President Trump and Congress Must Cooperate To Get U.S.-Russia Relations Out of ‘Their Deep Ditch’
Sept. 8, 2017 (EIRNS)—In an opinion piece published in yesterday's Washington Post, former Georgia Sen. Sam Nunn and former Energy Secretary Ernest Moniz warn that deteriorating U.S.-Russian relations constitute "a danger to the people of both nations and indeed the world."
Writing under the headline "Deep U.S.-Russia Malaise Calls for a Liaison between Trump and Congress," the two assert that "urgent action" is required to establish close cooperation between the Trump administration and Congress that can address problems in the U.S.-Russia bilateral relationship and seek to improve it. They propose to create a new bipartisan group modeled on the Senate Arms Control Observer Group set up by the late Sen. Robert Byrd (D-W.V.) and Sen. Bob Dole (R-Kan.), which operated during the Reagan era to maintain regular communication between Congress and the State Department and arms control negotiators.
The problem today, they continue, is that the existing structure of sanctions, such as those recently passed by Congress, is so inflexible that it hamstrings foreign policy in dealing with Russia, frustrates European allies, and discourages Russia from "adjusting to a more positive course"—although the latter formulation contains the implied, and mistaken assertion that Russia is on the wrong course.
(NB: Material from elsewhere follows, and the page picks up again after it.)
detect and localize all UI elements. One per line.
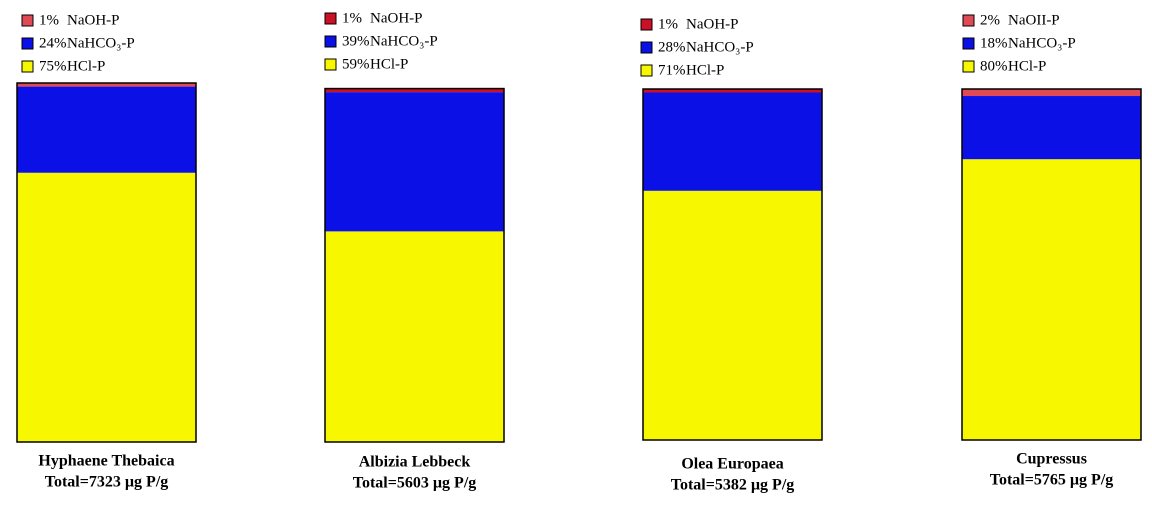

Nunn and Moniz also fail to point out that the problem with the sanctions isn’t that they are just too harsh, but that they take foreign policy formulation out of the President’s hands, and should never have been imposed in the first place.
With that limitation, they insist there must be a framework that will allow Congress to maintain "effective oversight and accountability while providing political space and support for the administration to pursue meaningful U.S.-Russia discussions on vital interests—and adjust course, if warranted." They conclude that despite deep differences, "Washington and Moscow must recognize ... that there is an urgent need to address areas of common interests," chief among them reducing nuclear and other military risks and preventing "catastrophic terrorist attacks."
During the Cold War, they point out, there was an ongoing dialogue about nuclear risks, "and the lack of it today is dangerous.... Inaction and continued dysfunction between the Executive and Congressional branches of our government will make it even more difficult to put out the intense fires that we now face in many parts of the globe."